On December 6 to 7, 2011, the RPA-ABB first arrived in the hacienda. In a portent of things to come, Juayong said, several cases of harassments targeting the farmworkers were immediately monitored. Residents were summoned for a so-called “meeting” with the armed group. “It was a matter of our ranks fighting for our principles and our lives while they are here only for the money,” she said, adding that RPA-ABB members reportedly receive $23.26 a day. This was also the time that the armed group introduced themselves as members of the RPA-ABB.

During the December 6 meeting, one of the RPA-ABB members pointed a .38 caliber pistol at Juayong, forcing her to run for her life. The following day, members of the armed group went to their community and indiscriminately fired at them. “At times, it seems like it was a warning because their guns were pointed upwards. But there were also times when they were shooting at our homes,” Juayong said, “I was very angry.”

The RPA-ABBs would, at times, go from one house to another just to provoke a fight, Juayong added.

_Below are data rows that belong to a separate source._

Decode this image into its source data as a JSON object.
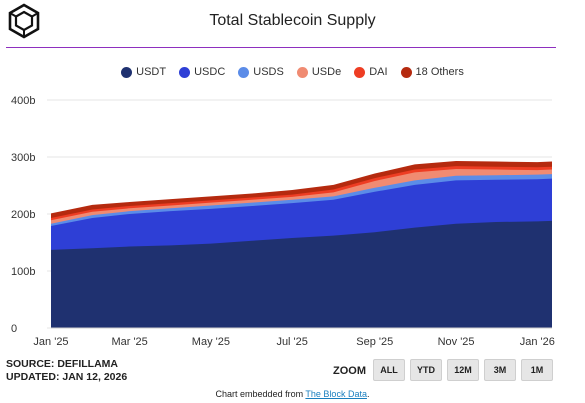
{
  "title": "Total Stablecoin Supply",
  "legend": [
    {
      "name": "USDT",
      "color": "#1f3170"
    },
    {
      "name": "USDC",
      "color": "#2e3fd6"
    },
    {
      "name": "USDS",
      "color": "#5b8ce8"
    },
    {
      "name": "USDe",
      "color": "#f08b72"
    },
    {
      "name": "DAI",
      "color": "#ee3d23"
    },
    {
      "name": "18 Others",
      "color": "#b52a0f"
    }
  ],
  "source": {
    "line1": "SOURCE: DEFILLAMA",
    "line2": "UPDATED: JAN 12, 2026"
  },
  "zoom": {
    "label": "ZOOM",
    "buttons": [
      "ALL",
      "YTD",
      "12M",
      "3M",
      "1M"
    ]
  },
  "embed": {
    "prefix": "Chart embedded from ",
    "link": "The Block Data",
    "suffix": "."
  },
  "chart_data": {
    "type": "area",
    "stacked": true,
    "title": "Total Stablecoin Supply",
    "ylim": [
      0,
      400
    ],
    "yticks": [
      "0",
      "100b",
      "200b",
      "300b",
      "400b"
    ],
    "xticks": [
      "Jan '25",
      "Mar '25",
      "May '25",
      "Jul '25",
      "Sep '25",
      "Nov '25",
      "Jan '26"
    ],
    "grid": true,
    "legend_position": "top",
    "x": [
      "Jan 1 '25",
      "Feb 1 '25",
      "Mar 1 '25",
      "Apr 1 '25",
      "May 1 '25",
      "Jun 1 '25",
      "Jul 1 '25",
      "Aug 1 '25",
      "Sep 1 '25",
      "Oct 1 '25",
      "Nov 1 '25",
      "Dec 1 '25",
      "Jan 1 '26",
      "Jan 12 '26"
    ],
    "series": [
      {
        "name": "USDT",
        "color": "#1f3170",
        "values": [
          137,
          140,
          143,
          145,
          148,
          153,
          158,
          162,
          168,
          176,
          183,
          186,
          187,
          188
        ]
      },
      {
        "name": "USDC",
        "color": "#2e3fd6",
        "values": [
          42,
          53,
          57,
          60,
          61,
          61,
          61,
          63,
          71,
          75,
          76,
          74,
          74,
          74
        ]
      },
      {
        "name": "USDS",
        "color": "#5b8ce8",
        "values": [
          4,
          5,
          5,
          5,
          6,
          6,
          6,
          6,
          7,
          8,
          8,
          8,
          8,
          8
        ]
      },
      {
        "name": "USDe",
        "color": "#f08b72",
        "values": [
          6,
          6,
          5,
          5,
          5,
          5,
          5,
          7,
          12,
          14,
          12,
          10,
          8,
          8
        ]
      },
      {
        "name": "DAI",
        "color": "#ee3d23",
        "values": [
          4,
          4,
          4,
          4,
          4,
          4,
          4,
          5,
          5,
          5,
          5,
          5,
          5,
          5
        ]
      },
      {
        "name": "18 Others",
        "color": "#b52a0f",
        "values": [
          8,
          8,
          7,
          7,
          7,
          7,
          8,
          8,
          8,
          9,
          9,
          9,
          9,
          9
        ]
      }
    ]
  }
}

The armed group also used psywar against the residents by spreading news that the members of the National Federation of Sugarcane Workers (NFSW) in Hacienda Baldevia are actually members of the New People’s Army.

Juayong, an active member of the NFSW, said she ignores these vilification campaigns against their legal struggle. “Whenever I would hear it, I would just ask them if they have ever seen me armed.”

On January 22-25, members of RPA-ABB demolished 25 homes of the farmworkers, seven were burned to the ground. “They were even laughing while they were burning our houses,” Juayong said.

“They want us to leave the NFSW and support them instead,” Juayong said, adding that they were really afraid at that time.

Some families who lost their homes were forced to put up makeshift tents. Others moved to a nearby sugarcane plantation. They do not know yet when they would be asked by its owner to leave the property. Still, others moved to homes of their relatives in nearby sub-villages. Their relatives, who also work as sugarcane workers, are also as poor as they are but have big hearts to accommodate them.